The other side of this is the learning curve, because there is a learning curve for sure – especially when it comes to a project that’s so personal to you. And regardless of your genre, publishing a book (whether your first or your fiftieth) is always personal. So give yourself some space and time to learn the ropes, follow good people (I’ll list some folks I love in the resource section of this blog) – give yourself some time and be realistic about the time you can commit. I’ll admit that when a book launches, things are exciting and everything seems to be firing at once, it’s a great time to hit the ground running, but it can also be a time when you lose momentum as nothing seems to be happening. Not everything in book marketing happens at once. In fact, most of it takes longer than you’d expect. Book promotion is a lot like gardening – you plant it, you tend to it, you water it, and then, weeks later it starts to sprout. Things take time and if you’re actively engaged in your own success, cut yourself some slack. Nobody is born famous, and no book is an instant success.
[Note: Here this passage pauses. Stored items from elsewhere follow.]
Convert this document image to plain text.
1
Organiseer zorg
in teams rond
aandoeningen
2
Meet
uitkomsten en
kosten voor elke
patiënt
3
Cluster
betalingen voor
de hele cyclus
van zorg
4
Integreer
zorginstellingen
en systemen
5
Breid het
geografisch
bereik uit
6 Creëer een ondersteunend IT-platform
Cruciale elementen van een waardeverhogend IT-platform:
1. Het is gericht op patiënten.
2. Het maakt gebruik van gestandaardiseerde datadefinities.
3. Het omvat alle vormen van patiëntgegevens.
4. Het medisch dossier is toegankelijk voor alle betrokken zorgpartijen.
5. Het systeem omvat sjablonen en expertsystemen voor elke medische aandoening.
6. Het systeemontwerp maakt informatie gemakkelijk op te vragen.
Maybe my book isn’t worth it
There may be some truth to this, but going back to the prior point of things take time – maybe it’s not your book, but just the fact that your book hasn’t had enough time to grow legs and learn to walk. Have you spent a lot of time on your book promotion, or is your book too new to know whether you have or not?
The other side to this is that if your book is getting a bunch of bad reviews, or if bloggers are kicking your book back saying it’s full of typos, or if you’re getting negative feedback on your cover, then maybe there are pieces of your book that need fixing. The truth is, if you’ve done the work, and you’ve done your due diligence, your book probably isn’t bad, it just hasn’t found an audience yet.
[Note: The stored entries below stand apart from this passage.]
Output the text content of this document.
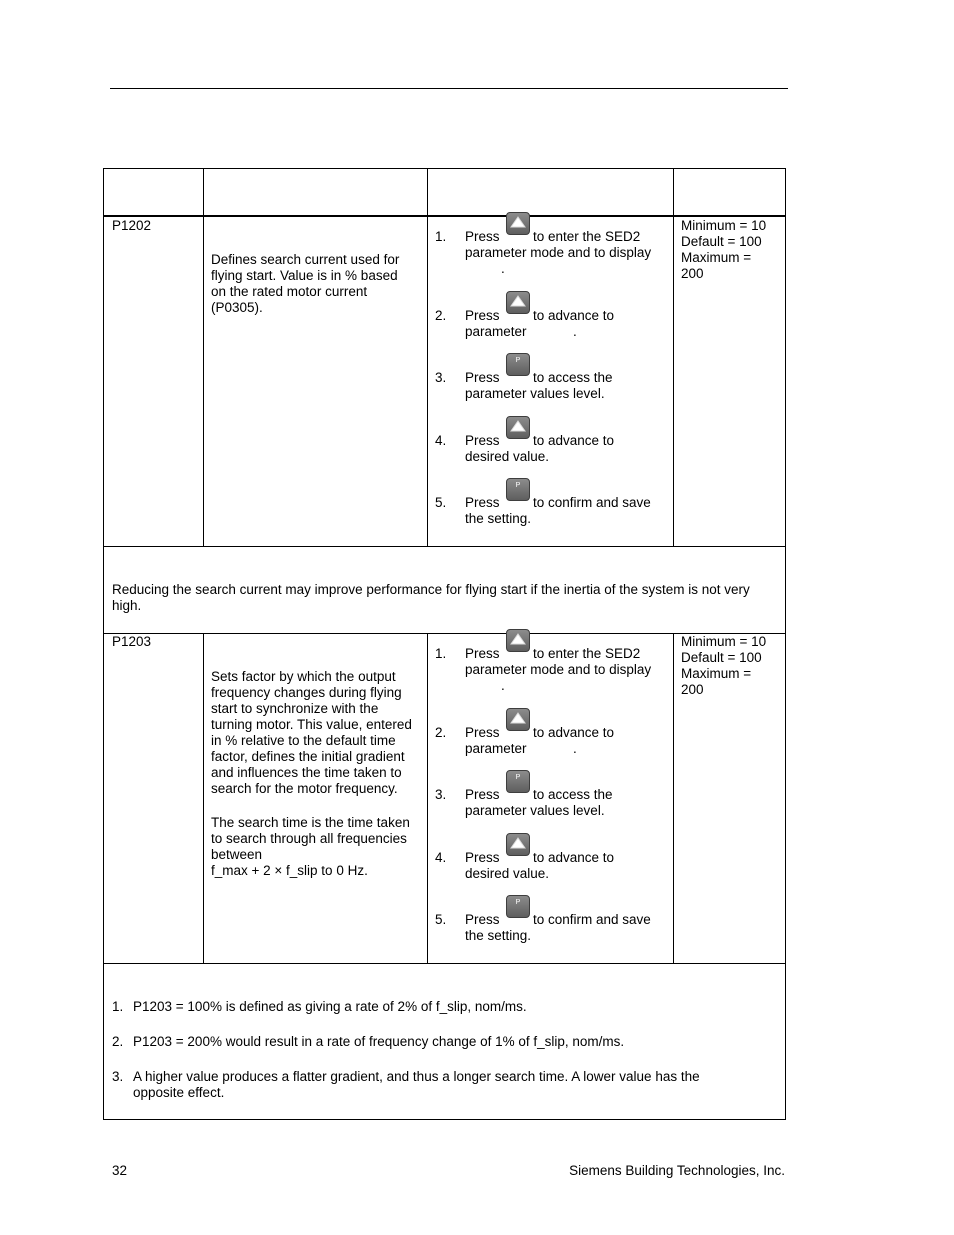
P1202
Defines search current used for flying start. Value is in % based on the rated motor current (P0305).
1. Press to enter the SED2
parameter mode and to display
.
2. Press to advance to
parameter	.
3. Press
P
to access the
parameter values level.
4. Press to advance to
desired value.
5. Press
P
to confirm and save
the setting.
Minimum = 10
Default = 100
Maximum =
200
Reducing the search current may improve performance for flying start if the inertia of the system is not very high.
P1203
Sets factor by which the output frequency changes during flying start to synchronize with the turning motor. This value, entered in % relative to the default time factor, defines the initial gradient and influences the time taken to search for the motor frequency.
The search time is the time taken to search through all frequencies between
f_max + 2 × f_slip to 0 Hz.
1. Press to enter the SED2
parameter mode and to display
.
2. Press to advance to
parameter	.
3. Press
P
to access the
parameter values level.
4. Press to advance to
desired value.
5. Press
P
to confirm and save
the setting.
Minimum = 10
Default = 100
Maximum =
200
1. P1203 = 100% is defined as giving a rate of 2% of f_slip, nom/ms.
2. P1203 = 200% would result in a rate of frequency change of 1% of f_slip, nom/ms.
3. A higher value produces a flatter gradient, and thus a longer search time. A lower value has the opposite effect.
32	Siemens Building Technologies, Inc.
Let me ask you this: if you’ve been struggling with this particular pitfall, it might be something not even related to a book quality issue, but how it’s positioned. For example, we had an author who came to us with (her words) a paranormal romance. We pushed it to that market and did all of our marketing around this particular industry. The thing was, it wasn’t *quite* up to snuff, in terms of what paranormal romance readers wanted. The book was great, the cover was great, but the slight shift in genre (from paranormal romance to contemporary romance) made a huge difference. Sometimes fixes can be small, but have a major impact. So consider that before you throw in the book promotion towel.
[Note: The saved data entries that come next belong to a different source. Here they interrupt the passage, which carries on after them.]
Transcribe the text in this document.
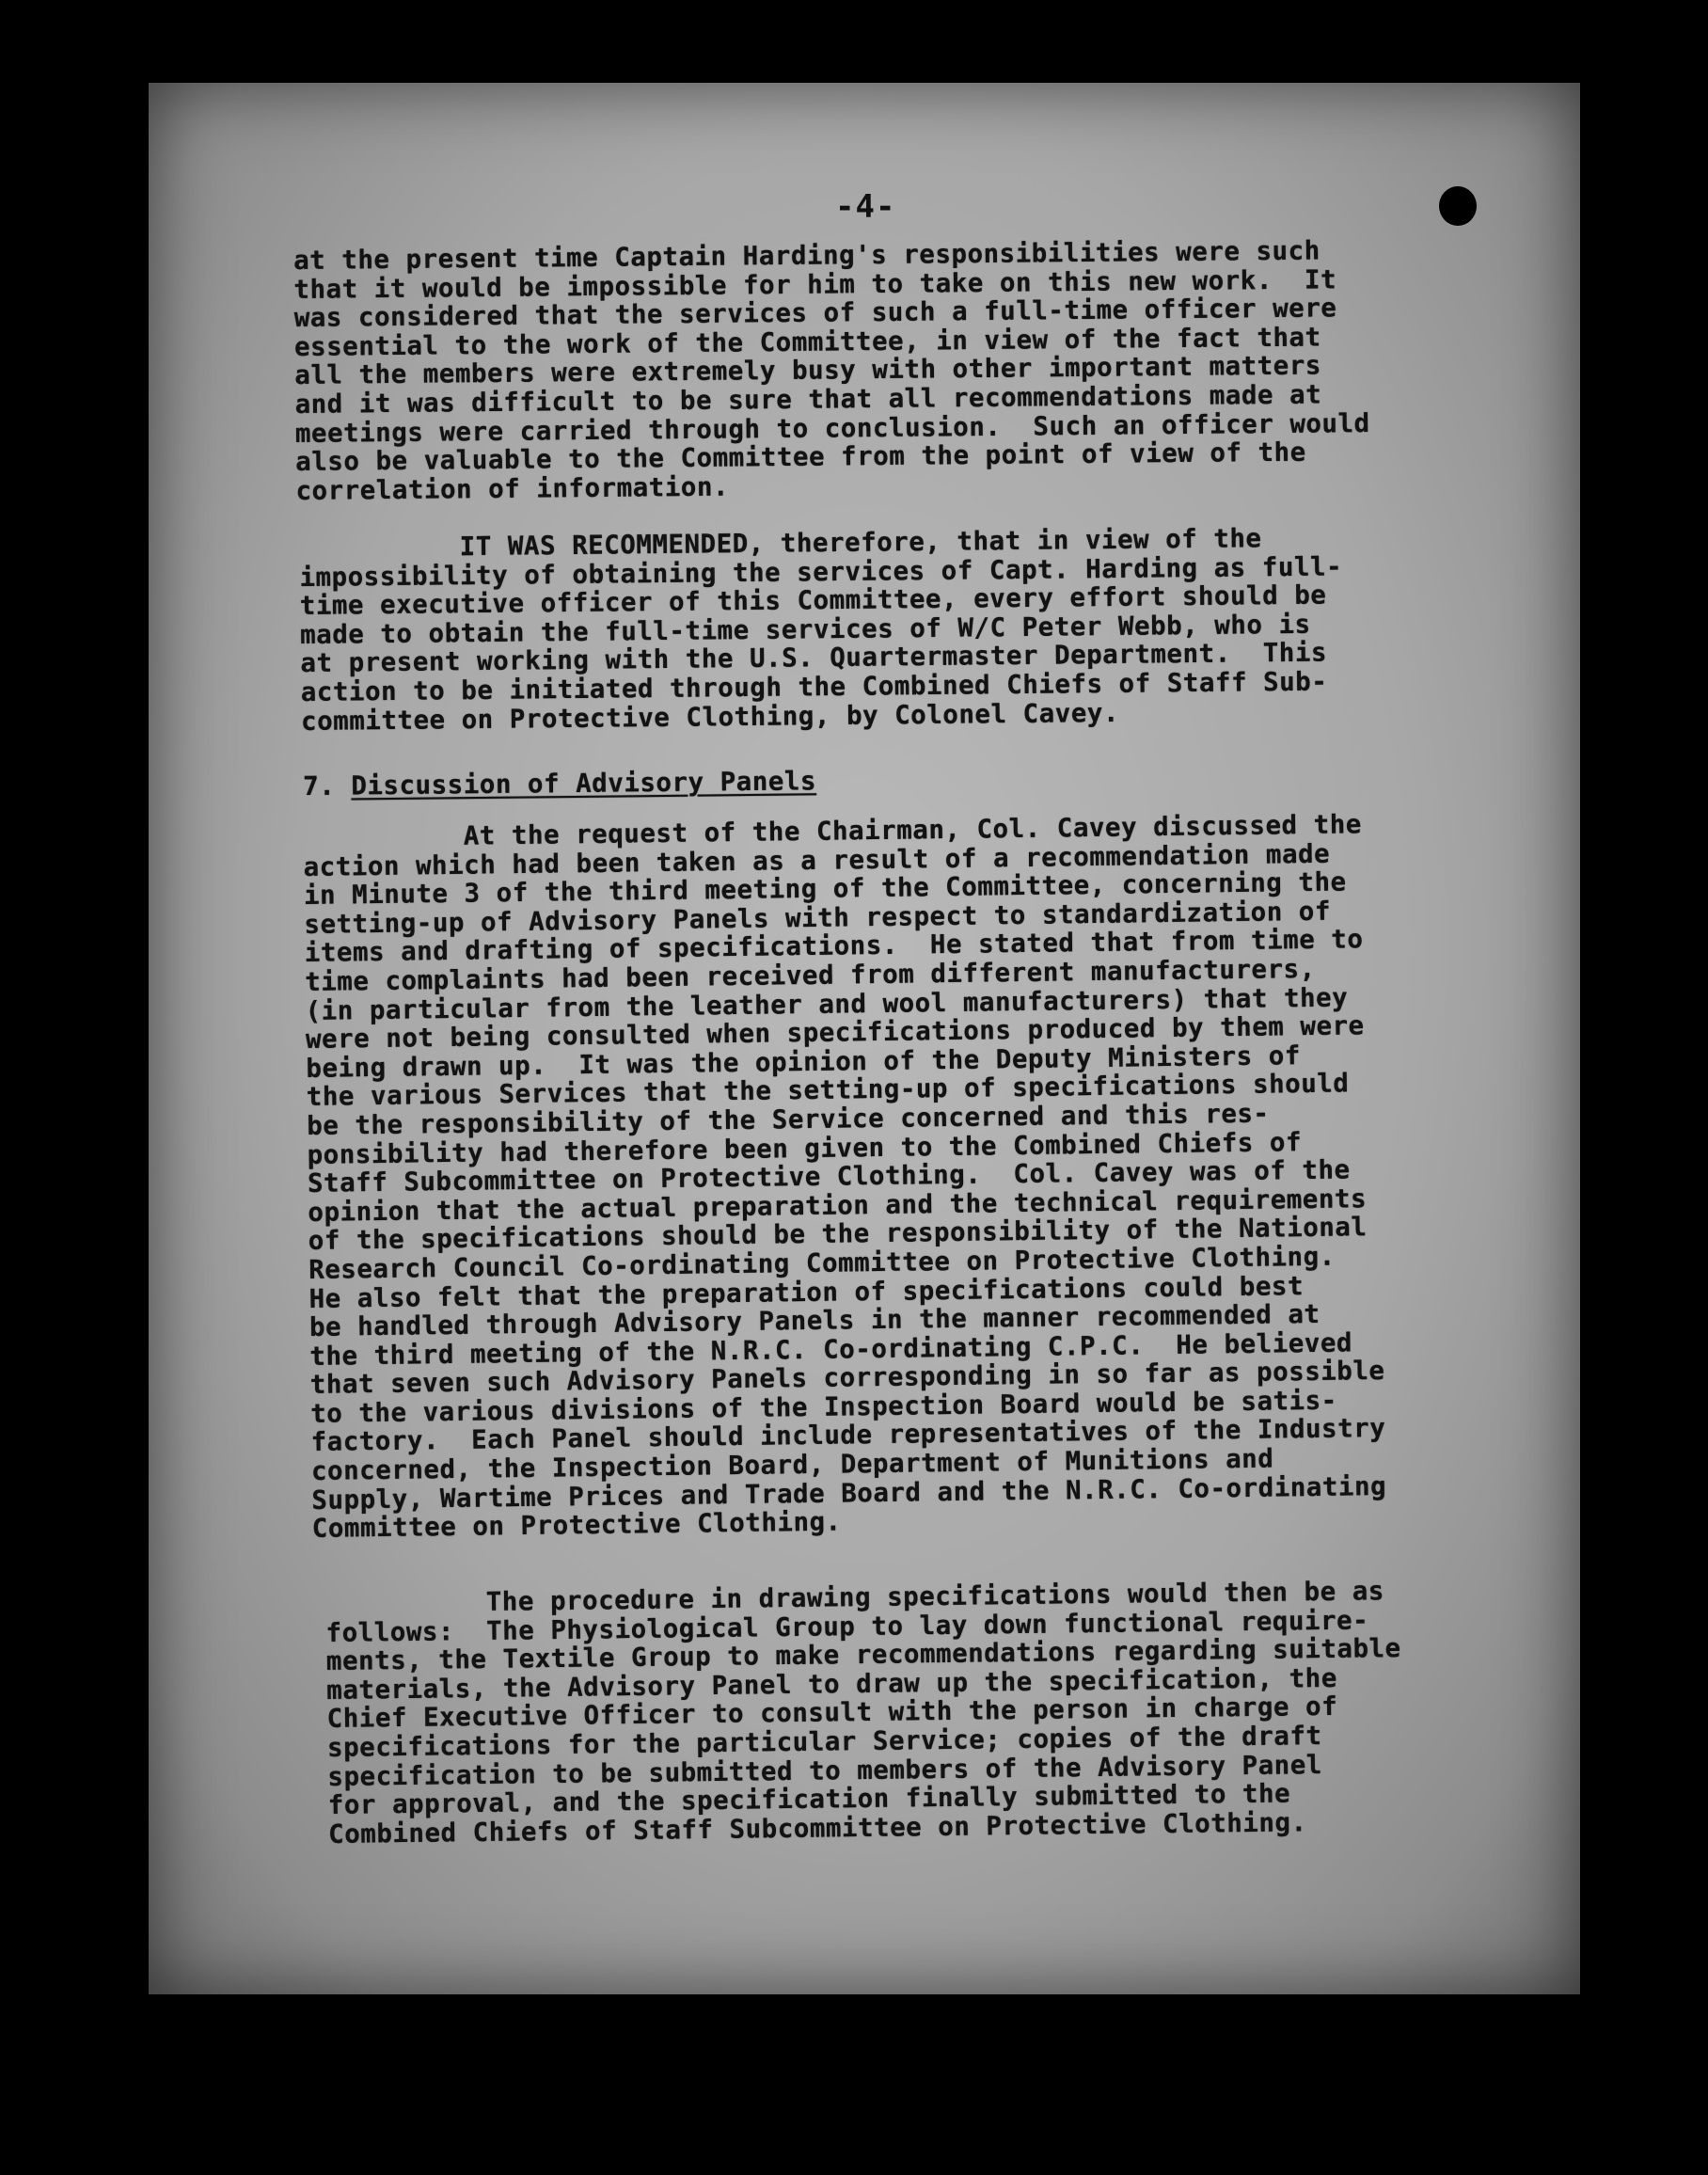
-4-
at the present time Captain Harding's responsibilities were such
that it would be impossible for him to take on this new work.  It
was considered that the services of such a full-time officer were
essential to the work of the Committee, in view of the fact that
all the members were extremely busy with other important matters
and it was difficult to be sure that all recommendations made at
meetings were carried through to conclusion.  Such an officer would
also be valuable to the Committee from the point of view of the
correlation of information.
IT WAS RECOMMENDED, therefore, that in view of the
impossibility of obtaining the services of Capt. Harding as full-
time executive officer of this Committee, every effort should be
made to obtain the full-time services of W/C Peter Webb, who is
at present working with the U.S. Quartermaster Department.  This
action to be initiated through the Combined Chiefs of Staff Sub-
committee on Protective Clothing, by Colonel Cavey.
7. Discussion of Advisory Panels
At the request of the Chairman, Col. Cavey discussed the
action which had been taken as a result of a recommendation made
in Minute 3 of the third meeting of the Committee, concerning the
setting-up of Advisory Panels with respect to standardization of
items and drafting of specifications.  He stated that from time to
time complaints had been received from different manufacturers,
(in particular from the leather and wool manufacturers) that they
were not being consulted when specifications produced by them were
being drawn up.  It was the opinion of the Deputy Ministers of
the various Services that the setting-up of specifications should
be the responsibility of the Service concerned and this res-
ponsibility had therefore been given to the Combined Chiefs of
Staff Subcommittee on Protective Clothing.  Col. Cavey was of the
opinion that the actual preparation and the technical requirements
of the specifications should be the responsibility of the National
Research Council Co-ordinating Committee on Protective Clothing.
He also felt that the preparation of specifications could best
be handled through Advisory Panels in the manner recommended at
the third meeting of the N.R.C. Co-ordinating C.P.C.  He believed
that seven such Advisory Panels corresponding in so far as possible
to the various divisions of the Inspection Board would be satis-
factory.  Each Panel should include representatives of the Industry
concerned, the Inspection Board, Department of Munitions and
Supply, Wartime Prices and Trade Board and the N.R.C. Co-ordinating
Committee on Protective Clothing.
The procedure in drawing specifications would then be as
follows:  The Physiological Group to lay down functional require-
ments, the Textile Group to make recommendations regarding suitable
materials, the Advisory Panel to draw up the specification, the
Chief Executive Officer to consult with the person in charge of
specifications for the particular Service; copies of the draft
specification to be submitted to members of the Advisory Panel
for approval, and the specification finally submitted to the
Combined Chiefs of Staff Subcommittee on Protective Clothing.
No one I know cares about my book
This statement couldn’t be truer. No one cares about your book – they only care what your book can do for them. See what I did there? The problem with most book promotion ideas is that so often the book is pushed as the center point to the entire pitch, and it’s not. Consumers buy on emotion and this is true whether they are buying fiction or non-fiction. You have to speak to their emotional trigger. Are you entertaining them? Educating them? Enlightening them? The point being that indeed, no one cares about your book – they only care what your book can do for them. If it’s a “thrill ride” then that should perhaps be the lead-in to your pitch. If it is a surprising look at health and wellness, then that’s your lead in. The book plays a major role, but it should not be a pivotal point in your pitch. So keep in mind if you feel like no one cares about your book, you’re probably right. But if you change your pitch, and change the focus, I bet you’ll find a lot of people care about that!
Being an author isn’t always easy, in fact sometimes it’s just downright hard. But stick with it, even through these hurdles because we know that sometimes the biggest challenges we face are the ones in our head. Keep moving forward. I promise if you do, good things will happen.